Sul piano economico la logica frazionata è semplice: il costo è proporzionato all’uso e non comporta gli oneri fissi di un’assunzione, dai costi di ricerca al fine rapporto. Resta un investimento in competenza senior, non una scorciatoia di risparmio.
I limiti del fractional management
Un’analisi onesta richiede di considerare anche i vincoli del modello:
- Disponibilità limitata — lavorando part-time su più clienti, il fractional manager può non essere immediatamente reperibile nelle emergenze.
- Attenzione distribuita — gestire più incarichi richiede una pianificazione rigorosa; senza, la presa sui progetti si indebolisce.
- Integrazione culturale — il tempo ridotto in azienda rende più impegnativo radicarsi nella cultura interna.
Sono proprio queste le situazioni in cui un mandato a tempo pieno, o l’appoggio di una struttura organizzata, fa la differenza.
Come scegliere: perché conta il provider
Un fractional manager indipendente promuove se stesso, esegue e fattura da solo. Una società di temporary management aggiunge selezione, continuità e il supporto di una struttura: se il manager va sostituito, l’incarico non si interrompe e la responsabilità del risultato è condivisa.
Su questo terreno l’esperienza pesa. Il temporary management nasce in Italia tra il 1987 e il 1989 con due società pioniere, TIM e Contract Manager, oggi unite in un’unica realtà. Il primo testo italiano sulla materia, «Direttore Generale Affittasi», è del 1991 e porta la firma del fondatore di Contract Manager. Trentacinque anni dopo, la stessa logica, competenza senior, mandato a termine e responsabilità di risultato, si declina anche in forma frazionata, attingendo a un network di oltre diecimila manager, più di duemilacinquecento incarichi completati e una presenza in ventinove Paesi.
Domande frequenti
Qual è la differenza tra fractional manager e Temporary Manager?
Sono la stessa professione in due modalità di impegno.
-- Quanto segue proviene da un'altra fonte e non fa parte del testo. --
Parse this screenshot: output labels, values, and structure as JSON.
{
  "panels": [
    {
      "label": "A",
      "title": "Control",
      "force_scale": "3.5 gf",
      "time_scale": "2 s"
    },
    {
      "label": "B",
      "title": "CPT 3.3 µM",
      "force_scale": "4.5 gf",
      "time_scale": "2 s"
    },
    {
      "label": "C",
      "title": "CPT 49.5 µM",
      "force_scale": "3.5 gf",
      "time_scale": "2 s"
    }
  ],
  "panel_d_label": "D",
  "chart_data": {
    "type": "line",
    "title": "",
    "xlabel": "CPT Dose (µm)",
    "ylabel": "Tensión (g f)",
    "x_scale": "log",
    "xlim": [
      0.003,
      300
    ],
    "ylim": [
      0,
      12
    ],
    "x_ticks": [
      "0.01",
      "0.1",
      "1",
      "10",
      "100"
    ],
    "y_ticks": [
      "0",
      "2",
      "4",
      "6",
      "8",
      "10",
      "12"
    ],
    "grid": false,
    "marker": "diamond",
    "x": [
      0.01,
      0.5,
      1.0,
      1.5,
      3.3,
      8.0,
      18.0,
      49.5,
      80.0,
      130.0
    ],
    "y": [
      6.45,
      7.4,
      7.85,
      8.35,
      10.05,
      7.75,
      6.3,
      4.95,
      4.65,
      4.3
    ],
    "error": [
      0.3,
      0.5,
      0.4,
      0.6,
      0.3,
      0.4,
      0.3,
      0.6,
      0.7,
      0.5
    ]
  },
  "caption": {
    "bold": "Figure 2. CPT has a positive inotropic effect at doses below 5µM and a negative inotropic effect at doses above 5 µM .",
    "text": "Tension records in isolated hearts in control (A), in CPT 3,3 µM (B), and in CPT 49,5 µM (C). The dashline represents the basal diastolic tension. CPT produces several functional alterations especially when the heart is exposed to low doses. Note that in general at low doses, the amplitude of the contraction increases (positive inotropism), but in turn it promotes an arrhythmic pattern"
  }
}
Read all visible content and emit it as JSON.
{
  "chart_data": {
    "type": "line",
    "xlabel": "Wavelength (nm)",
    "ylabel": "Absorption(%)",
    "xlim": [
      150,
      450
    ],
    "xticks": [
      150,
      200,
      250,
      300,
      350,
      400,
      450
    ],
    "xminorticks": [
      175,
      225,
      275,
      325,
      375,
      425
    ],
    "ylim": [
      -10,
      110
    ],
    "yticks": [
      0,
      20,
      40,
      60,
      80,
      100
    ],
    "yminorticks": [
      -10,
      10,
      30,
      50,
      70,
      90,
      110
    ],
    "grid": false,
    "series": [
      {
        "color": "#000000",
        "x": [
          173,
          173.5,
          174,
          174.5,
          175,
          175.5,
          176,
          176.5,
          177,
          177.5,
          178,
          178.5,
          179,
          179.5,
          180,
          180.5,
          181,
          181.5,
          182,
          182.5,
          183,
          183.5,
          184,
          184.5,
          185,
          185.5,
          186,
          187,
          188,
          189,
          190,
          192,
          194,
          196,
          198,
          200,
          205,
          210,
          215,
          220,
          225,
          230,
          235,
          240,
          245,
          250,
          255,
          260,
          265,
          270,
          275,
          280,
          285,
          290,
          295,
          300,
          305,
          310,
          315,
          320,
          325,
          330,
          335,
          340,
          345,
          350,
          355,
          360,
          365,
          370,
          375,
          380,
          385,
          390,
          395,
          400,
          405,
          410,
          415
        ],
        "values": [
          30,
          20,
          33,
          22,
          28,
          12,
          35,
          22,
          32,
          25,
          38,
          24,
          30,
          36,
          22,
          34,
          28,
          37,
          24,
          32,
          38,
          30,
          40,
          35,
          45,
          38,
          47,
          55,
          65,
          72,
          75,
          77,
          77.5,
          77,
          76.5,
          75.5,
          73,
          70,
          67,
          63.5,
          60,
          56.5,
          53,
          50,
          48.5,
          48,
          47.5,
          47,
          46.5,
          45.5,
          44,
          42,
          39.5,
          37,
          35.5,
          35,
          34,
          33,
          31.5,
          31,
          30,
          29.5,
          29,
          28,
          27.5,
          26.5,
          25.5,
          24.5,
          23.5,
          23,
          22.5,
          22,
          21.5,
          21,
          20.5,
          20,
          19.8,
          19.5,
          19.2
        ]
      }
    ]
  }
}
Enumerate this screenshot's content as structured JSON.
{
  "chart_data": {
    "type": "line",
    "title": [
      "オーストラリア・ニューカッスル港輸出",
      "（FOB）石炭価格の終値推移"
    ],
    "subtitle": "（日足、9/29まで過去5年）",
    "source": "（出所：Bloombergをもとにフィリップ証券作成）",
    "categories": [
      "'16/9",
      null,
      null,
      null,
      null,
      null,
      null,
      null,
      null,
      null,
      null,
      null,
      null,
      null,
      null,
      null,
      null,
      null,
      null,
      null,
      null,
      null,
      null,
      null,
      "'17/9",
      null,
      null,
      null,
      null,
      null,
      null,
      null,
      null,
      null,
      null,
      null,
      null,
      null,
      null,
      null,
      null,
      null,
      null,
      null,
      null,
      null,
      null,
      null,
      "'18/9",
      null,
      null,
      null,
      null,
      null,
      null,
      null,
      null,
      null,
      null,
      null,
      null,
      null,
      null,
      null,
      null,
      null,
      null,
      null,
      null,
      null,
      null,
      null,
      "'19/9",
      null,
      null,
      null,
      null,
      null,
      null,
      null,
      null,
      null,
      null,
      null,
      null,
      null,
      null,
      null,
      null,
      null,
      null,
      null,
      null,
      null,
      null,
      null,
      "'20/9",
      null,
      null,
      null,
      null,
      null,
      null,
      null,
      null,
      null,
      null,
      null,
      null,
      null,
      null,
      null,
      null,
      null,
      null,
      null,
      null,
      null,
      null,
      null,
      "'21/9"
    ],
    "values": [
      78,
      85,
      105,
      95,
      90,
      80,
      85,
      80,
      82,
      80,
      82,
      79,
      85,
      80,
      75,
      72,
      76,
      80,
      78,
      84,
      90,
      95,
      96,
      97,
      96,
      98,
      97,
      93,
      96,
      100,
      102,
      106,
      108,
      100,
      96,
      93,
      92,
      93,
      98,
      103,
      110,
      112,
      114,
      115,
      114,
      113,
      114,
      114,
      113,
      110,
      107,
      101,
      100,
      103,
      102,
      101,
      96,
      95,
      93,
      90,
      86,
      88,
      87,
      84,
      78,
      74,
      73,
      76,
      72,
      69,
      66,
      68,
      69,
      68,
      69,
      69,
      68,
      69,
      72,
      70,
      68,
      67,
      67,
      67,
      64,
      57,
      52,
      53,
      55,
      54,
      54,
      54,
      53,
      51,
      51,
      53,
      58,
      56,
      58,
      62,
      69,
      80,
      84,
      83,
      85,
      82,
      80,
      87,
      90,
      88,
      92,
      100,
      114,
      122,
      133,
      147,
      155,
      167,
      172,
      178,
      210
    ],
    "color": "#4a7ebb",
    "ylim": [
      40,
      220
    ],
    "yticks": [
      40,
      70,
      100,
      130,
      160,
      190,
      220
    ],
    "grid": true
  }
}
Il Temporary Manager opera in genere a tempo pieno su un’unica azienda per un mandato definito, spesso da sei a diciotto mesi. Il fractional manager distribuisce il proprio tempo su più aziende in parallelo, in forma part-time e continuativa.
Un fractional manager è un consulente?
No. Il consulente raccomanda e l’azienda esegue; il fractional manager riceve deleghe operative, decide e risponde dei risultati. La differenza è nel mandato, non nel numero di clienti.
Quanto costa un fractional manager?
Il costo è calibrato sulle giornate effettive di impegno. Rispetto a un dirigente assunto risulta meno oneroso, perché non comporta costi fissi di struttura, di ricerca o di fine rapporto; resta però un investimento in competenza di alto livello.
Quanto dura un incarico fractional?
Varia con l’obiettivo. Alcuni mandati durano pochi mesi e si chiudono al raggiungimento del risultato; altri proseguono per anni come presidio continuativo di una funzione.
Per quali aziende è adatto il fractional management?
Soprattutto per PMI che hanno bisogno di competenze dirigenziali senior ma non di una figura a tempo pieno. Consente di accedere a un livello manageriale altrimenti fuori portata, calibrato sulle esigenze reali.
Meglio un fractional manager o un’assunzione?
Dipende dalla stabilità e dal volume dell’esigenza. Quando il bisogno è strutturale e a tempo pieno, l’assunzione ha senso. Quando è parziale, transitorio o ancora da verificare, la formula frazionata riduce rischio e rigidità.
Scegliere tra un fractional manager, un Temporary Manager a tempo pieno e un consulente significa partire dalla natura del problema, non dalla forma del contratto. Dove serve qualcuno che decida e risponda dei risultati, la risposta è un manager a tempo: frazionato quando l’esigenza è continuativa, pieno quando è critica.